Doch warum spricht man dabei nicht von Subventionen, wie man es in Berlin populistisch im Fall von Griechenland macht? Würde man diesen beschränkten Blick auf Lettland wenden, wären diese angeblichen Subventionen aber noch deutlich höher, denn das Land konnte seine Staatsanleihen nicht einmal mehr für einen Zinssatz von 12,5% platzieren, reibt sogar die konservative Welt inzwischen Merkel unter die Nase.

Doch Lettland steht dabei längst nicht allein. Ungarn wurde ebenfalls mit 20 Milliarden Euro unter die Arme gegriffen. Die EU war mit 6,5 Milliarden Euro dabei, während in dem Fall der IWF den größten Anteil aufbringt. Und auch zur Abwehr einer Pleite in Rumänien wurden von der EU 5 Milliarden Euro locker gemacht, um dem Land mit insgesamt 20 Milliarden unter die Arme greifen zu können. Warum also wird Griechenland eine solche Hilfe verwehrt? Für die Mitgliedsländer fiele das ohnehin kostenneutral aus, auch wenn gerne etwas anderes suggeriert wird, denn die Zinsen und die Tilgung zahlt letztlich Griechenland. Nur die Konditionen wären günstiger und dem Land würde bei der Konsolidierung geholfen. So ist die Frage berechtigt, ob man in Berlin Griechenland in den Ruin treiben will.

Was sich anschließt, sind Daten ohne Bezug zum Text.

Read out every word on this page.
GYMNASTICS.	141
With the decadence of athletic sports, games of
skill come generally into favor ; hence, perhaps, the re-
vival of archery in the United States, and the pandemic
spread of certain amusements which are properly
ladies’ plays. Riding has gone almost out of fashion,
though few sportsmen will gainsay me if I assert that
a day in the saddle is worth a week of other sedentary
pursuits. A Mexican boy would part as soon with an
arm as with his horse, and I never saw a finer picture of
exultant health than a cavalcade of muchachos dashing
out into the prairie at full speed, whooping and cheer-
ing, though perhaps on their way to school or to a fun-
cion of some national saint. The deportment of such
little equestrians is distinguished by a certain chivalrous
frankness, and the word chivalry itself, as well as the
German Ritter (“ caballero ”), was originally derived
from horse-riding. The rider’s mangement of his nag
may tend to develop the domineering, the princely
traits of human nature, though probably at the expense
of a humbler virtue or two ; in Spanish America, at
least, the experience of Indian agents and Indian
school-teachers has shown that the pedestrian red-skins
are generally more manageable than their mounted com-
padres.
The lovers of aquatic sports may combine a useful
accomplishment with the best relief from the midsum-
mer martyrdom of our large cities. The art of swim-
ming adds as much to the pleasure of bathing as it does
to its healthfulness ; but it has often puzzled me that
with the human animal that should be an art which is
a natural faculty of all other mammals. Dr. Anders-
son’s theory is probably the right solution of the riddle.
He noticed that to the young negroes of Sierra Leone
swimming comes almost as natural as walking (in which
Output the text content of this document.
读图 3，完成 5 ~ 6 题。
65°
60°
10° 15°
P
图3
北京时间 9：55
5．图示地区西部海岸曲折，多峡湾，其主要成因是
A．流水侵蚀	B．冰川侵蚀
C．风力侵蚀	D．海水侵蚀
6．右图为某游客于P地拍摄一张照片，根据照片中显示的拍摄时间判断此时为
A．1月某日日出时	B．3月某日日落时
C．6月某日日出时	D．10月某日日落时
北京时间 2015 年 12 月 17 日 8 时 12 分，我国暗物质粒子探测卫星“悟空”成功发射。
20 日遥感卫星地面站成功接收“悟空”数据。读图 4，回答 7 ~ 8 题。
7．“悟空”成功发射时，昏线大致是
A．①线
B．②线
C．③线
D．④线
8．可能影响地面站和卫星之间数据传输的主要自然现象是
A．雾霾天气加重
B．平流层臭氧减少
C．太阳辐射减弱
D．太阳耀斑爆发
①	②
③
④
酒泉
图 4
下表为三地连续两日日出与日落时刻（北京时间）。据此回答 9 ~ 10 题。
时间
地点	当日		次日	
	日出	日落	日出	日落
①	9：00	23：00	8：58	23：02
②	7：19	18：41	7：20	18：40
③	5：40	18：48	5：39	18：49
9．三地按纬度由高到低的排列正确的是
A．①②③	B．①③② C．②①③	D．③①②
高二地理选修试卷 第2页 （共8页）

Mit der Verabschiedung des Notfallplans hat man sich ohnehin schon von der sogenannten No-Bailout-Klausel nach Artikel 125 des "Vertrages über die Arbeitsweise der Europäischen Union" (AEUV) verabschiedet, deren Sinn zu hinterfragen ist. Die besagt, dass weder die EU noch ein anderes EU-Land für Verbindlichkeiten eines Mitgliedstaates haften oder einspringen dürften. Damit sollte einst dafür gesorgt werden, dass die Mitgliedsländer Haushaltsdisziplin wahren und nicht auf eine Nothilfe spekulieren. Es ist aber kaum erklärlich, wieso man EU-Mitgliedsländer die Nothilfe spendiert und ausgerechnet Euroländer davon ausnimmt und damit die Gemeinschaft und den Euro schwächt. An diesen Vorgängen wird deutlich, dass massive Reformen anstehen.